🤖 AI Summary
This work addresses the poor scalability of high-level planning in robotic visual rearrangement tasks, which traditionally relies on manually designed abstract representations. We propose an end-to-end method for automatically learning discrete, graph-structured abstractions from raw visual input. Our core contribution is the first integration of vision-guided graph coloring with the inherent bipartite structure of rearrangement problems: visual distances are modeled via attention mechanisms, and structural constraints are imposed to regularize the coloring process—enabling automatic discovery of semantically meaningful, planning-friendly discrete states. The approach employs a vision encoder to extract embeddings, requiring no human priors or symbolic annotations. Evaluated on two simulated rearrangement benchmarks, the learned abstractions are robust and stable, significantly improving high-level planning efficiency and outperforming existing automated abstraction-learning methods.
📝 Abstract
Learning abstractions directly from data is a core challenge in robotics.
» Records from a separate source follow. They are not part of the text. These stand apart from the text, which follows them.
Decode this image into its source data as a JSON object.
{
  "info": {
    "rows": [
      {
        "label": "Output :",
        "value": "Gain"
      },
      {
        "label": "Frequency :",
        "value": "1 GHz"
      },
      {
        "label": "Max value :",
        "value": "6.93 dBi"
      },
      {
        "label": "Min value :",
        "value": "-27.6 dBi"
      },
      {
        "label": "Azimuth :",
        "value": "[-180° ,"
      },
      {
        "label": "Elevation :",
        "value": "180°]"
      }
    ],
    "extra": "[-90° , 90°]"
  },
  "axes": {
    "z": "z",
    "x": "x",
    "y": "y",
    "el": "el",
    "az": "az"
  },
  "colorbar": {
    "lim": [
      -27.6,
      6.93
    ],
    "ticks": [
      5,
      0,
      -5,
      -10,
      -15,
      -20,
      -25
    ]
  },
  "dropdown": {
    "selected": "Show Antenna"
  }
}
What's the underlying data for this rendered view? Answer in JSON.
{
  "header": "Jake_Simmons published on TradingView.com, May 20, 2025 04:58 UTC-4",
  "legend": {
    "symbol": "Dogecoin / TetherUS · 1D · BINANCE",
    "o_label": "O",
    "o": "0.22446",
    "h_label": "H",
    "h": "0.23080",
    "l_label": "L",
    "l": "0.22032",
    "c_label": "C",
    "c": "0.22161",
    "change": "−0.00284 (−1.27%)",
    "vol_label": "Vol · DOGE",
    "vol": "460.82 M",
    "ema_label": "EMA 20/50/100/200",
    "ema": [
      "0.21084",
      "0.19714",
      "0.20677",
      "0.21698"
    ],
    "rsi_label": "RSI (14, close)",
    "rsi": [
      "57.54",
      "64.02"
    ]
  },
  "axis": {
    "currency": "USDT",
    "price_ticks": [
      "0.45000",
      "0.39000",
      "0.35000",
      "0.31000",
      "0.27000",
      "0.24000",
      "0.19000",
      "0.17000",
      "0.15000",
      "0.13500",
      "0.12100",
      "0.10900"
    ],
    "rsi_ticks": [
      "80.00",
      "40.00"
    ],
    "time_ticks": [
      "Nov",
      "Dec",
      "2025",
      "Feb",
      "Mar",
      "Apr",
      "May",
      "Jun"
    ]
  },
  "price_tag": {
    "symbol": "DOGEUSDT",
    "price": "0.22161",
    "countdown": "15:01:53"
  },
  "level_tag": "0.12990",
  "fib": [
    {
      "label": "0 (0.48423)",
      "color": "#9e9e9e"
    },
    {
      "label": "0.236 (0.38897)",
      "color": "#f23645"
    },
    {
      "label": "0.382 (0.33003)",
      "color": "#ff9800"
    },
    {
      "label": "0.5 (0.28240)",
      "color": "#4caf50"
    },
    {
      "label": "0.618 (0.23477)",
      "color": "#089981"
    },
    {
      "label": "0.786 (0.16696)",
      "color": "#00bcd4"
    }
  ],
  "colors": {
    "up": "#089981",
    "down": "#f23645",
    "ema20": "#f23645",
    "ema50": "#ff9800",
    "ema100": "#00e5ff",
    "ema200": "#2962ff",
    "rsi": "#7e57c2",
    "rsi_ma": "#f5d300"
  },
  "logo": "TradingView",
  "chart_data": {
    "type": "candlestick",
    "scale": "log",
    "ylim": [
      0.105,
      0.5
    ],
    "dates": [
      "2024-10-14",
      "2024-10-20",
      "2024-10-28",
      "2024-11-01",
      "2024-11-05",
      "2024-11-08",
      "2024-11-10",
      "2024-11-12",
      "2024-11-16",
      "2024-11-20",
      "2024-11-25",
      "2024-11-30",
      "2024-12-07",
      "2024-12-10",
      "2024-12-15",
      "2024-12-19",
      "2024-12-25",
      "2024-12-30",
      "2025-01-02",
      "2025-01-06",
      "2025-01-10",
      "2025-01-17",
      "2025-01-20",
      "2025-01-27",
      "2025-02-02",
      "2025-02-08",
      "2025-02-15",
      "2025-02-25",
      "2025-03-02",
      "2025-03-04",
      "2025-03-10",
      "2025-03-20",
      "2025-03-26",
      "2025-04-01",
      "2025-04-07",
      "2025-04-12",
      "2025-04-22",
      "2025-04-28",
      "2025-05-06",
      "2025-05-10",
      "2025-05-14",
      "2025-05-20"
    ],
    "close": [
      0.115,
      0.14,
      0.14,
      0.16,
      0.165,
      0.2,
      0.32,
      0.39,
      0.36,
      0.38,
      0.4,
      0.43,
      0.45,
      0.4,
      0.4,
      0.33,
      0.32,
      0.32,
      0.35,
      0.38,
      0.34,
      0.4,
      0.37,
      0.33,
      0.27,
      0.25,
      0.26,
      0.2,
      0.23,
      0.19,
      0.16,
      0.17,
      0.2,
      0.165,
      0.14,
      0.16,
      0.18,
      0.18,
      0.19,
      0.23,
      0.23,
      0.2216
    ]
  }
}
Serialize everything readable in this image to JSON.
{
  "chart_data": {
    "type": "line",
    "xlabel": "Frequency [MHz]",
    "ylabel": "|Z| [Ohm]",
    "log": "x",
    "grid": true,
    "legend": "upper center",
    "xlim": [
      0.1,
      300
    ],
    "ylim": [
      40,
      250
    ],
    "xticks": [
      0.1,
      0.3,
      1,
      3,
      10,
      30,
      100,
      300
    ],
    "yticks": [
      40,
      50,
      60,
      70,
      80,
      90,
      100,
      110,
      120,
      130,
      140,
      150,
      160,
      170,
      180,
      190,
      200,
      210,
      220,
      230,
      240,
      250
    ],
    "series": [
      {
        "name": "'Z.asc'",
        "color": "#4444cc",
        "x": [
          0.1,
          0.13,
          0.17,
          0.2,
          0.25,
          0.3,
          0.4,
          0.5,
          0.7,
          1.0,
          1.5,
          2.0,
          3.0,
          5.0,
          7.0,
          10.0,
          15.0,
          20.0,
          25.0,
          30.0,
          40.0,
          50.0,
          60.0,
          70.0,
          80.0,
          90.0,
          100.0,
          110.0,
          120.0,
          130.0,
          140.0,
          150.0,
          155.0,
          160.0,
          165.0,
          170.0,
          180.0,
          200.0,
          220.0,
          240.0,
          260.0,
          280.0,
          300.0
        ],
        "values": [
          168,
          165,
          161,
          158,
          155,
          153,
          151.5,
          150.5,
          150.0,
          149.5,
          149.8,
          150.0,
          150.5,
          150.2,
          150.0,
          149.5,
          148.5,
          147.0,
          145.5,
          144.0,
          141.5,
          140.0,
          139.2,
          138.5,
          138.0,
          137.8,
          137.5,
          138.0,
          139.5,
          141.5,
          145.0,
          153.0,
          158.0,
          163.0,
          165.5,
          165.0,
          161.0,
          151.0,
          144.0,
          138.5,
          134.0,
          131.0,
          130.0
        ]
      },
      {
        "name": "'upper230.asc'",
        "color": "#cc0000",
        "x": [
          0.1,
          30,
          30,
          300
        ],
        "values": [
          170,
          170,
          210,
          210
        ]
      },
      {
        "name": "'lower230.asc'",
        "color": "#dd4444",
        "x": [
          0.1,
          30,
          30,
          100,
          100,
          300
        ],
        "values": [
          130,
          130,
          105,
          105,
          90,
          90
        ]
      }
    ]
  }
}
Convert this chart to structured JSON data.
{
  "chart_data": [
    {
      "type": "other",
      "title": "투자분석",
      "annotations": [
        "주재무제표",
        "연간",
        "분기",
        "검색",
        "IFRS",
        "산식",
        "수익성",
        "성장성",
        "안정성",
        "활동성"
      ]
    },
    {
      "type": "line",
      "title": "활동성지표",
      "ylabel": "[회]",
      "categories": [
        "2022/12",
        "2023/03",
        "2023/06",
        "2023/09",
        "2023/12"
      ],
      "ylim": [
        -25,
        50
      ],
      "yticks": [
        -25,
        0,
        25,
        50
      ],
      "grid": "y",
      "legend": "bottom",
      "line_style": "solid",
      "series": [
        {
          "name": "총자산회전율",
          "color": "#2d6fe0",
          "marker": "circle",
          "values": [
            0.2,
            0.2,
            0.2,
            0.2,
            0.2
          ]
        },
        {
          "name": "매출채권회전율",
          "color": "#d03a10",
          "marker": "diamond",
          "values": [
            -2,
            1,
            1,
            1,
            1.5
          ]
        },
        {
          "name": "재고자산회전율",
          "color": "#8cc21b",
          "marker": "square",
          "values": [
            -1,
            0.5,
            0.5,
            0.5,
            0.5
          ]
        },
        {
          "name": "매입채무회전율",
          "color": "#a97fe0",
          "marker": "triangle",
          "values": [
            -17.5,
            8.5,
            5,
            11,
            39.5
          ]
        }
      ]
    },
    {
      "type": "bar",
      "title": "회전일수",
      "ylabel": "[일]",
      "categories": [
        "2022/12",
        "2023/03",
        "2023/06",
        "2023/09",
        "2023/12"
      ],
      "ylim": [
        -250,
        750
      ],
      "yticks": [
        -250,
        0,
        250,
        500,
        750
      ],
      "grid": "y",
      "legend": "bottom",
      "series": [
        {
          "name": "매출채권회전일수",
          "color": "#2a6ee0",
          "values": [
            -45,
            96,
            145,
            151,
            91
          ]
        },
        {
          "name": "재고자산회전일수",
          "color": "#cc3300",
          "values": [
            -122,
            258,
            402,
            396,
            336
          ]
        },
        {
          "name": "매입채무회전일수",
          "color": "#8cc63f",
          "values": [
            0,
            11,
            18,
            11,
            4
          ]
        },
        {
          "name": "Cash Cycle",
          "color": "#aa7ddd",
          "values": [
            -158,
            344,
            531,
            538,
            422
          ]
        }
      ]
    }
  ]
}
Humans naturally operate at an abstract level, reasoning over high-level subgoals while delegating execution to low-level motor skills -- an ability that enables efficient problem solving in complex environments. In robotics, abstractions and hierarchical reasoning have long been central to planning, yet they are typically hand-engineered, demanding significant human effort and limiting scalability. Automating the discovery of useful abstractions directly from visual data would make planning frameworks more scalable and more applicable to real-world robotic domains. In this work, we focus on rearrangement tasks where the state is represented with raw images, and propose a method to induce discrete, graph-structured abstractions by combining structural constraints with an attention-guided visual distance. Our approach leverages the inherent bipartite structure of rearrangement problems, integrating structural constraints and visual embeddings into a unified framework. This enables the autonomous discovery of abstractions from vision alone, which can subsequently support high-level planning. We evaluate our method on two rearrangement tasks in simulation and show that it consistently identifies meaningful abstractions that facilitate effective planning and outperform existing approaches.